The American clergyman Walter Rauschenbusch (1861-1918) broke the complacency and conservatism of late-19th-century American Protestantism, propounding a Social Gospel capable of responding to the challenges of an industrial, urban era.
Walter Rauschenbusch was born on Oct. 4, 1861, in Rochester, N.Y., the son of a German missionary, and reared in a pietistic environment. Years of study in his youth in Germany provided him with scholarly intellectual equipment and introduced him to the then revolutionary ideas shattering traditional dogmas. On graduation from the Rochester Theological Seminary in 1886, he was ordained to the Baptist ministry.
Rauschenbusch's first pastorate was on the edge of New York City's infamous Hell's Kitchen area, and daily observance of the terrible poverty of his block led him to question both laissez-faire capitalism and the relevance of the old pietistic evangelism with its simple gospel. As he observed during the depression of 1893, "One could hear human virtue cracking and crumbling all around." In these New York years he edited a short-lived labor paper; founded the Brotherhood of the Kingdom, a band of prophetic ministers; and formulated a theology of Christian socialism. In 1897 he left parish work for a professorship at Rochester Seminary, partly because deafness was reducing his ministerial effectiveness.
A series of books now came from Rauschenbusch's pen, most notably Christianity and the Social Crisis, Christianizing the Social Order, A Theology for the Social Gospel, and Prayers of the Social Awakening.

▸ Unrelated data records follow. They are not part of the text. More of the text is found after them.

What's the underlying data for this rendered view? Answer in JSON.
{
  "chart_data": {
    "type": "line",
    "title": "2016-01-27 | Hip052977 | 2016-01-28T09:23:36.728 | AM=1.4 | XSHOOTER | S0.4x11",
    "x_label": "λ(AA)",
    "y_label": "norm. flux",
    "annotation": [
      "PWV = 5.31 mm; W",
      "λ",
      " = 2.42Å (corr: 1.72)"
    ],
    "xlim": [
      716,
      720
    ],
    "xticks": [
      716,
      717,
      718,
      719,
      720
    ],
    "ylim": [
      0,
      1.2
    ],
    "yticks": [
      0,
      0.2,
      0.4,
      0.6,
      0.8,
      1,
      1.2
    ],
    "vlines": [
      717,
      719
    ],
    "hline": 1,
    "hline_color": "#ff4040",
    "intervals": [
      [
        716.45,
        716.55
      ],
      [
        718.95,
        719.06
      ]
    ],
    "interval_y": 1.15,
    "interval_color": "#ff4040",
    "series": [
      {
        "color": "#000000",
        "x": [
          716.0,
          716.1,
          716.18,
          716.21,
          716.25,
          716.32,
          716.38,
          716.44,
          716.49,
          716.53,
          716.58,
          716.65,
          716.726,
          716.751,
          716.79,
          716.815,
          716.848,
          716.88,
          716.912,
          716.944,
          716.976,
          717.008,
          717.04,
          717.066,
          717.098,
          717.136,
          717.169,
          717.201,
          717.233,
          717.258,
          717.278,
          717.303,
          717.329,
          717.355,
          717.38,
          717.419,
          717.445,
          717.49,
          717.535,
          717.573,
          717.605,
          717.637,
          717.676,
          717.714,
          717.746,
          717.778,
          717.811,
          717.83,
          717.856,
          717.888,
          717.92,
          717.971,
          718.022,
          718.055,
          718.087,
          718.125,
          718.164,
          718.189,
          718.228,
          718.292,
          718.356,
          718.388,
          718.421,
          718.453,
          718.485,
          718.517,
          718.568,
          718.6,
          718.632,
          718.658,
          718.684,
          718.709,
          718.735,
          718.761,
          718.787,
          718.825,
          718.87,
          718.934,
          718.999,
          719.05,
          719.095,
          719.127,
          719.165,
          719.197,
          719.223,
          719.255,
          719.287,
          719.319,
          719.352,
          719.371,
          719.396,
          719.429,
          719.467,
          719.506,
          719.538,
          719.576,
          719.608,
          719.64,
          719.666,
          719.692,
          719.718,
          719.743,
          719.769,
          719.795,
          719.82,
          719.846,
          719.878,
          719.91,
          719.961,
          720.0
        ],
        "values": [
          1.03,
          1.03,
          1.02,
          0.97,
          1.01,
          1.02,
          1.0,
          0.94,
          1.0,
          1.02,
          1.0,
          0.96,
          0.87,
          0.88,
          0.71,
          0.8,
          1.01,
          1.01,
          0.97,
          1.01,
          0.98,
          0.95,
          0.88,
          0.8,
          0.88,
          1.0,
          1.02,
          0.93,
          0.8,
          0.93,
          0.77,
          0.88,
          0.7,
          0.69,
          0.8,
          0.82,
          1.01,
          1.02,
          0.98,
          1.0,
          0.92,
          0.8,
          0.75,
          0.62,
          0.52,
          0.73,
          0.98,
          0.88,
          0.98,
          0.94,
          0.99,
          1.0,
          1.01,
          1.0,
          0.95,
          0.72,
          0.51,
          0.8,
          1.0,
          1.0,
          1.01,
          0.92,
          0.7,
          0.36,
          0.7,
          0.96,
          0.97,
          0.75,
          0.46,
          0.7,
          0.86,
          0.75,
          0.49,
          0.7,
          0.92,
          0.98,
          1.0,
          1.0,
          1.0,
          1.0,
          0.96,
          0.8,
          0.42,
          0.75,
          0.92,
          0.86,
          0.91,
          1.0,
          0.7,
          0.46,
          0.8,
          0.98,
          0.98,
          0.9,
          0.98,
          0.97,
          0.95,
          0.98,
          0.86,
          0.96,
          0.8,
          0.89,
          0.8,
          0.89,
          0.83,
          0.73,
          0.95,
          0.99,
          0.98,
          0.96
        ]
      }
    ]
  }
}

These volumes, widely translated, reached hundreds of thousands. Penetrating in his critique of society, solidly grounded in theology, he towered above all the other prophets of the Social Gospel in the Progressive era.
Rauschenbusch believed that men rarely sinned against God alone and that the Church must place under judgment institutional evils as well as individual immorality. He held that men are damned by inhuman social conditions and that the Church must end exploitation, poverty, greed, racial pride, and war. The Church must not betray, as it had done since Constantine, its true mission of redeeming nations as well as men. But he was no utopian. He recognized the demonic in man, understood the power of entrenched interest groups, and predicted no easy or early establishment of God's reign of love. Therefore his theology, unlike that of so many bland modernists of the Progressive era, continues to speak for contemporary tragic conditions. Rauschenbusch died on July 25, 1918, deeply saddened by World War I, by the failure of pacifism to check the holocaust, and by the hatred poured out on all things German.
Dores Robinson Sharpe, Walter Rauschenbusch (1942), is a satisfactory but not definitive biography. Vernon Parker Bodein, The Social Gospel of Walter Rauschenbusch and Its Relation to Religious Education (1944), covers its limited subject well. Three fine studies of the Social Gospel are Charles H. Hopkins, The Rise of the Social Gospel in American Protestantism, 1865-1915 (1940); Henry F. May, Protestant Churches and Industrial America (1949); and Robert T. Handy, ed., The Social Gospel in America, 1870-1920 (1966).